Searching through the treasures of world literature from Pliny to Chaucer to Dickens to Brillat-Savarin ("there is no more charming sight than a pretty gourmand in action"), and including such modern voices as John Lanchester and lan McEwan, the authors provide us with a groaning board of delights.
Although packed with plenty of pithy quotations, A Food Lover's Treasury is not merely a collection of bon mots; the authors excel at the extract, providing many long excerpts that will entice the reader back to the original material. Many a reader will be tempted to keep notes for future reading when dipping into the delights at hand in this volume.

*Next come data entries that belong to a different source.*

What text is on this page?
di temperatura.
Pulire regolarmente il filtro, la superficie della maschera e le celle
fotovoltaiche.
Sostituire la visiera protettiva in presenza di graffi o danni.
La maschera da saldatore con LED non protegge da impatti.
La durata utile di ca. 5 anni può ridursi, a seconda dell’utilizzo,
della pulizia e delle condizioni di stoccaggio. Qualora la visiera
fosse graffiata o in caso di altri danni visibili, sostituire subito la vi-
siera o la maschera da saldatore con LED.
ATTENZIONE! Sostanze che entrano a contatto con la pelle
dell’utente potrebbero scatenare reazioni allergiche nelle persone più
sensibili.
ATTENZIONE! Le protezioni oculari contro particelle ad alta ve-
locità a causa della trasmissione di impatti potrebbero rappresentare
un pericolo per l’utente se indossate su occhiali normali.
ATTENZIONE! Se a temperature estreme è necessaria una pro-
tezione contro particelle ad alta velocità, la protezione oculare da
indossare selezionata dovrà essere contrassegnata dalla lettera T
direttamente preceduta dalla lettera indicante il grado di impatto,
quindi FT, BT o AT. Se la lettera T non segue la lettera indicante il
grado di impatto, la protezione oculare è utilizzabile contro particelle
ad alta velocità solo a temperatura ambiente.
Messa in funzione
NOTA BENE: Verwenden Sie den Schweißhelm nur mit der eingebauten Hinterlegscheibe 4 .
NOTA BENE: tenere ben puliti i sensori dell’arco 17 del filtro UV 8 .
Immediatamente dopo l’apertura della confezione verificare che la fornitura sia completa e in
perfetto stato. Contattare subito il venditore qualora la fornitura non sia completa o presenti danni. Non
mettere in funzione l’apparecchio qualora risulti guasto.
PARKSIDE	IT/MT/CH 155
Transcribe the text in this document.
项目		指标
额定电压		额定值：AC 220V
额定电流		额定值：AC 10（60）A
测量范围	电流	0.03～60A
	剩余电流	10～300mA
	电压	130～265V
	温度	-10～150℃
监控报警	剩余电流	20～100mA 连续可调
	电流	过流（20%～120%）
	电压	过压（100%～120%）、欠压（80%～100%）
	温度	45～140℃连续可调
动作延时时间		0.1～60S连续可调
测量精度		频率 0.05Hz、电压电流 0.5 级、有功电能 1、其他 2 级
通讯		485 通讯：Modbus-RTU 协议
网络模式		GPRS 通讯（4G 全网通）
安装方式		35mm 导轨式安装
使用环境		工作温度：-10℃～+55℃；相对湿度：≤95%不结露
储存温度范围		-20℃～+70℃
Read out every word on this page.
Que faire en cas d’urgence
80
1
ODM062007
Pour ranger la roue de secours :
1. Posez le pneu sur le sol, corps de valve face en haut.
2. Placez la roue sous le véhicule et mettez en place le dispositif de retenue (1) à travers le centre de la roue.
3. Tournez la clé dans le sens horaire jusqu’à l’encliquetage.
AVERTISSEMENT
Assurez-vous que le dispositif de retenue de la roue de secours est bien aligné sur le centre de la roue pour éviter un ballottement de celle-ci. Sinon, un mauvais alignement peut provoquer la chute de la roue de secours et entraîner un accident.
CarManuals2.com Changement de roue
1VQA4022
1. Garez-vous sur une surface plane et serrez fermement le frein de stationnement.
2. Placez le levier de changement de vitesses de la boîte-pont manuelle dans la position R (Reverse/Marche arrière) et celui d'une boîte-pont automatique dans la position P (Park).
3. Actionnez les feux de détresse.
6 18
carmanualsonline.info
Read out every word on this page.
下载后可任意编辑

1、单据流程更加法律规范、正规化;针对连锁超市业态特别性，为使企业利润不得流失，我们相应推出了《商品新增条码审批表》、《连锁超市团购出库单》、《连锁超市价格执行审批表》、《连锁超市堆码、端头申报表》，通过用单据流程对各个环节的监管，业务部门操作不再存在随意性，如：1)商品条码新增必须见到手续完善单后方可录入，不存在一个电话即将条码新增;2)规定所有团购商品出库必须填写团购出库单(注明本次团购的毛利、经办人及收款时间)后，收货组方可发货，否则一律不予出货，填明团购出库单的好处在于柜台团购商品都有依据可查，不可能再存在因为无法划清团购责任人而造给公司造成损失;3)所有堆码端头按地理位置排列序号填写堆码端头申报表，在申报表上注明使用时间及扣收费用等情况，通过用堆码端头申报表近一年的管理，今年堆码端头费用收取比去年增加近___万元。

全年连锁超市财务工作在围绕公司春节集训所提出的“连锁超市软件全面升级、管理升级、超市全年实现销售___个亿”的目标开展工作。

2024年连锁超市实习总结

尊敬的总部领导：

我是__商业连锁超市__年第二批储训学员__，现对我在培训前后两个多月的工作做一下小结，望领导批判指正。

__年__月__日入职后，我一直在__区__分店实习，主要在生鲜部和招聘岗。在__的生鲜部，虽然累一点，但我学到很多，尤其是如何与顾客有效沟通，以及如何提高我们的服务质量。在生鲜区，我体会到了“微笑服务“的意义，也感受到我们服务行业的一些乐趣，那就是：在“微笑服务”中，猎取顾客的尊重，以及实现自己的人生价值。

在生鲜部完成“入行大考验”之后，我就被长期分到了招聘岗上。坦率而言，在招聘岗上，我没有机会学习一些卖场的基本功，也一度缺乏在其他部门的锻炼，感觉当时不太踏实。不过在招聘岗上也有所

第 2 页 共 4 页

The more than 400 entries are organized by philosophy, taste, local delicacies, shopping and cooking, meals, mood, places to eat, going without, and manners & morals, and is sure to provide something for everyone's taste; Proust's Madeleine ("Suddenly memory revealed itself"), Algernon in 'The Importance of Being Ernest' ("I am particularly fond of muffins"), Eudora Welty's summer drink of Lake's Celery ("What else could it be called? It was made by Mr. Lake out of celery"), and D.H. Lawrence's Sardinian marketplace ("Only one lovely place: raw ham, boiled ham, chickens in aspic, chicken vol-au-vents, sweet curds, curd cheese, rustic cheesecake, smoked sausages, beautiful fresh mortadella, huge Mediterranean red lobsters, and those lobsters without claws.' So good! So good!' We stand and cry it aloud").